Karadžić’ Stellvertreter auf der Anklagebank

Der bosnisch-serbische Politiker Momčilo Krajišnik muss sich seit gestern vor dem Haager UN-Tribunal verantworten

BERLIN taz ■ Der graue Haarschopf ist sein Markenzeichen. Wenn der bosnische Serbe Momčilo Krajišnik kurz nach dem Krieg in Bosnien und Herzegovina vor die internationale Presse trat, gab er sich zurückhaltend und korrekt. Dabei wusste schon damals jeder, dass der zweite Mann hinter Radovan Karadžić zu den gefährlichsten, kompromisslosesten, „rassistischen Extremisten“ gehörte, wie sich einmal der UN-Botschafter in Bosnien, Jacques Klein, ausdrückte. Gestern begann der Prozess gegen Momčilo Krajišnik vor dem Kriegsverbrechertribunal in Den Haag. Der 59-Jährige muss sich wegen Völkermordes, Kriegsverbrechen und Menschenrechtsverletzungen verantworten.
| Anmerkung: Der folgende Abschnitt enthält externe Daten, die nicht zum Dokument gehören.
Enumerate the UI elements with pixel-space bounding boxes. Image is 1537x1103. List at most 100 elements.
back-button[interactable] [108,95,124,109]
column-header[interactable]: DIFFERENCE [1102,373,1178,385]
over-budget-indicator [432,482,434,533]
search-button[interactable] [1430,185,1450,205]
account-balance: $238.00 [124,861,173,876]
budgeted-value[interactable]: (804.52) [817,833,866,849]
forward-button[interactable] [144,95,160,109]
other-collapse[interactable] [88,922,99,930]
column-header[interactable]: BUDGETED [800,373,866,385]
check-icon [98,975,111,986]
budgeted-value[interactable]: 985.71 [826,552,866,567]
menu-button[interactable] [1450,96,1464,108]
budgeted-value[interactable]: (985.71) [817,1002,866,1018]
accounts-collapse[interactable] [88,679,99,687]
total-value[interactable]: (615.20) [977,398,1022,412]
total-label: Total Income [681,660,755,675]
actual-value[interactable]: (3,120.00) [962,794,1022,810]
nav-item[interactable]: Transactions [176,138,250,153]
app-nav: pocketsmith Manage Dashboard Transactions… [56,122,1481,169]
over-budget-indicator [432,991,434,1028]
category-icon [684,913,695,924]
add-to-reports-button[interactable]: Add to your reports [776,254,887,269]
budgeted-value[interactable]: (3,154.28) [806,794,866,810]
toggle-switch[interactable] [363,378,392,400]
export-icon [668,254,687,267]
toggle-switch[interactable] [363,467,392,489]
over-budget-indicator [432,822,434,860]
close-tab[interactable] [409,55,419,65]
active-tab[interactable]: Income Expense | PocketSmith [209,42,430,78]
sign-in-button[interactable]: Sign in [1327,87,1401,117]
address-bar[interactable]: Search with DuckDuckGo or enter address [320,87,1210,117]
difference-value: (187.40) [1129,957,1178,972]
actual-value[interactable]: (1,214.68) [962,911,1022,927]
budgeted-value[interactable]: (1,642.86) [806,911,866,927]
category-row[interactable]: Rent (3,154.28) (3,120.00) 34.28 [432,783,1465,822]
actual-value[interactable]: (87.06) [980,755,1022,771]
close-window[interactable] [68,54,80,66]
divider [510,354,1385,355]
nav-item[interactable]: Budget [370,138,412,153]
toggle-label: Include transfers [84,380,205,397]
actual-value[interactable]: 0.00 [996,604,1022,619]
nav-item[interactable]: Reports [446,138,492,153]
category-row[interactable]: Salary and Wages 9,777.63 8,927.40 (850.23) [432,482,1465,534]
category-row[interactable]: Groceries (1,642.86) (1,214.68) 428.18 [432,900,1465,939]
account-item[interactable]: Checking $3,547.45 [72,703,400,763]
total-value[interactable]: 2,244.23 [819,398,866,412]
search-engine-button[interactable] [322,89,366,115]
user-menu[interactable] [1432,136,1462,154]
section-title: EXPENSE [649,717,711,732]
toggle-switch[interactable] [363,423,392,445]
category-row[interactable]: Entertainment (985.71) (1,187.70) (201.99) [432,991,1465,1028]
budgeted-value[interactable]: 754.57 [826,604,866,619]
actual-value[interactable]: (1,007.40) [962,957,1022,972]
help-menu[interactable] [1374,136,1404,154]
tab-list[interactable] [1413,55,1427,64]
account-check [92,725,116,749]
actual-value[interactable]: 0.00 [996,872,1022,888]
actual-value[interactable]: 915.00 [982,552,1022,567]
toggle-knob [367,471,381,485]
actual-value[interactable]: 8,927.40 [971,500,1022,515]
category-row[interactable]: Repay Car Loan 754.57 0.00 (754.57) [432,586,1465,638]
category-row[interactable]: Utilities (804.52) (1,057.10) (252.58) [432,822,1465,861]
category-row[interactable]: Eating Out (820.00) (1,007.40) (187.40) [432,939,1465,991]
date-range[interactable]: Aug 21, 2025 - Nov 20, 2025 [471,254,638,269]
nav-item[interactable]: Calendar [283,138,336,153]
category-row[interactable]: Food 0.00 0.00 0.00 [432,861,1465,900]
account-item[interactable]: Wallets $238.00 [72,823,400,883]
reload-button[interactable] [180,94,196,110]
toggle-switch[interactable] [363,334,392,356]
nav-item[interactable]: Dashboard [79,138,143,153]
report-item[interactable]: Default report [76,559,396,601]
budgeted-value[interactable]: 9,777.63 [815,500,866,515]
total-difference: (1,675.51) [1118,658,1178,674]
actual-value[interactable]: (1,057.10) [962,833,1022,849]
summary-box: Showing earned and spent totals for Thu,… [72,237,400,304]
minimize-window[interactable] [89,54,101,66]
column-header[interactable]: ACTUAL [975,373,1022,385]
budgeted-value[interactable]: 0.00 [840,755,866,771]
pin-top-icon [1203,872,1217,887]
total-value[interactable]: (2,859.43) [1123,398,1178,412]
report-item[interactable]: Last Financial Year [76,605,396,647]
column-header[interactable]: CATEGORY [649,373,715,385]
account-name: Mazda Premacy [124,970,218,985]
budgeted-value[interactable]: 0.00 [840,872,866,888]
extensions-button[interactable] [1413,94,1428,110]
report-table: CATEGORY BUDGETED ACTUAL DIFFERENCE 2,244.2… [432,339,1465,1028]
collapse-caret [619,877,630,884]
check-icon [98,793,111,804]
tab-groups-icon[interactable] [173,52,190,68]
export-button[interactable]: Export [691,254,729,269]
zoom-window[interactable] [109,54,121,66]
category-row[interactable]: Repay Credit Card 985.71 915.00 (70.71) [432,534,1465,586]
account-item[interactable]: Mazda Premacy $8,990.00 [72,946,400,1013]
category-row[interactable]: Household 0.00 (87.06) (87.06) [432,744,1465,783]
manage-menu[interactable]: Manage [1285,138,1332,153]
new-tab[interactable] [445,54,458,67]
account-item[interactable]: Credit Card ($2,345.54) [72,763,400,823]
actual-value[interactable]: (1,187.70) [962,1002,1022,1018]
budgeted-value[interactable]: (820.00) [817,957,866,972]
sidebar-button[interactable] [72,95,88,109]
Als Wirtschaftsfachmann war Krajišnik Mitte der Achtzigerjahre in das Direktorium des bosnischen Mischkonzerns „Energoinvest“ aufgenommen, der unter anderem Turbinen für Wasserkraftwerke herstellte und Teile für russische Atomkraftwerke lieferte. Als Ende der Achtzigerjahre die Einparteienherrschaft der Kommunisten bröckelte, gehörte Krajišnik zu den Gründern der „Serbischen Demokratischen Partei“ des – noch flüchtigen– Radovan Karadžić, bis heute die größte Serbenpartei in Bosnien und Herzegowina. Nach den Wahlen von 1990, als die Nationalparteien der Muslime, Serben und Kroaten die Mehrheit eroberten, wurde er zum Parlamentssprecher gewählt. Und gehörte fortan zur Führungsriege der serbischen Extremisten.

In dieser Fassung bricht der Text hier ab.